Last time I was there the tanks had just left the streets and KGB founder Felix Dzerzhinsky’s statue was still outside the Lubyanka headquarters.

Today Felix is still on a plinth, but moved to an entertaining park of fallen sculptures in the ‘dustbin of history’ with Lenin, Stalin and others, and Moscow has changed in many ways.
Changed beyond recognition is the quality and availability of hotels. The days of the 30watt light bulb in bedrooms and restaurants serving unnamed and unidentifiable meat with hostile service are long gone.

Today you can chose from most international hotel chains, best of which we rate as the Baltschug (Kempinski) and the Marriott Grand (or Marriott Tverskaya), about 5 minutes from Red Square.
Lenin, remains in his mausoleum in Red Square, the physical and spiritual centre of Moscow and that’s the obvious starting point for any tourist. Security remains tight, but after seeing the body you exit to see the Kremlin wall graves. Forget the former soviet leaders and look for true heroes; author John Reed, the only American to be buried in the necropolis or Cosmonauts Gagarin and Komarov.
Many of Moscow’s sights can be accessed on foot from Red Square, but the famous underground is the bloodstream of the city and a tourist attraction in its own right.

Forget the Blade Runner style of station familiar to Londoners. The underground was built not only for transport but to provide palaces for the people and even 80 years after the first stations opened they remain dazzling. From Teatralnaya station by Red Square take line 1 then change to line 6. Get off at VdNK station [named after an exhibition park] and you are at the Space Museum and Monument to the Conquerors of Space. The contents range from spacecraft to simple clothes worn by space pioneers of space – a must-do for any gadget lover.

Of course Moscow is also about history and back in the city centre any tourist has to visit the onion domed Cathedral of Vasily the Blessed, commonly known as Saint Basil’s Cathedral, at the edge of Red Square. This is not one church, but nine ranged around a central core. It was built for Ivan the Terrible, who was reputed to have blinded the architect to stop him building another. After St Basils cross the square to GUM, once a shop with no stock but now filled with brands so upmarket it can make Harrods seem like Poundland.

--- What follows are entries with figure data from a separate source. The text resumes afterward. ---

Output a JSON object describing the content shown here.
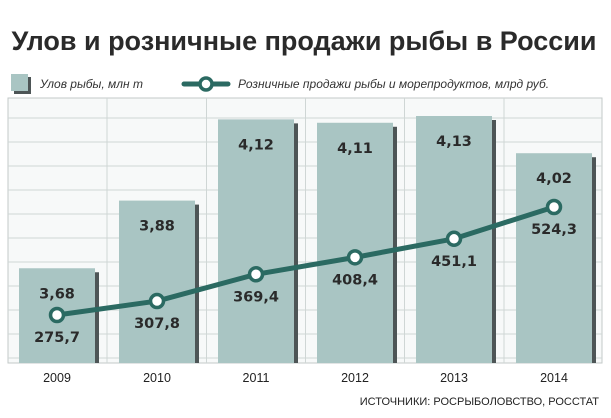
{
  "chart_data": {
    "type": "bar",
    "title": "Улов и розничные продажи рыбы в России",
    "categories": [
      "2009",
      "2010",
      "2011",
      "2012",
      "2013",
      "2014"
    ],
    "series": [
      {
        "name": "Улов рыбы, млн т",
        "type": "bar",
        "values": [
          3.68,
          3.88,
          4.12,
          4.11,
          4.13,
          4.02
        ],
        "labels": [
          "3,68",
          "3,88",
          "4,12",
          "4,11",
          "4,13",
          "4,02"
        ]
      },
      {
        "name": "Розничные продажи рыбы и морепродуктов, млрд руб.",
        "type": "line",
        "values": [
          275.7,
          307.8,
          369.4,
          408.4,
          451.1,
          524.3
        ],
        "labels": [
          "275,7",
          "307,8",
          "369,4",
          "408,4",
          "451,1",
          "524,3"
        ]
      }
    ],
    "grid": true,
    "legend_position": "top",
    "source": "ИСТОЧНИКИ: РОСРЫБОЛОВСТВО, РОССТАТ"
  },
  "colors": {
    "bar_fill": "#a9c5c3",
    "bar_shadow": "#4d5556",
    "line": "#2b6a62",
    "marker_fill": "#ffffff",
    "grid": "#cfd6d5",
    "plot_bg": "#f7f9f9",
    "frame": "#c3c9c8"
  }
}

Perhaps the most dazzling window into Moscow’s imperial past is the Kremlin Armoury which displays art and jewels from the 5th right through to the 20th century. How dazzling is it?  Well they have many of the world’s Faberge eggs, built for the Russian royal family. They’re displayed in a side case, almost an afterthought compared to the other items in the collection.

Moscow is unlikely to be a weekend away destination in the way of Prague or Budapest, but with the city appearing on low cost airlines routes it’s now possible to visit for less than a Tsar’s ransom.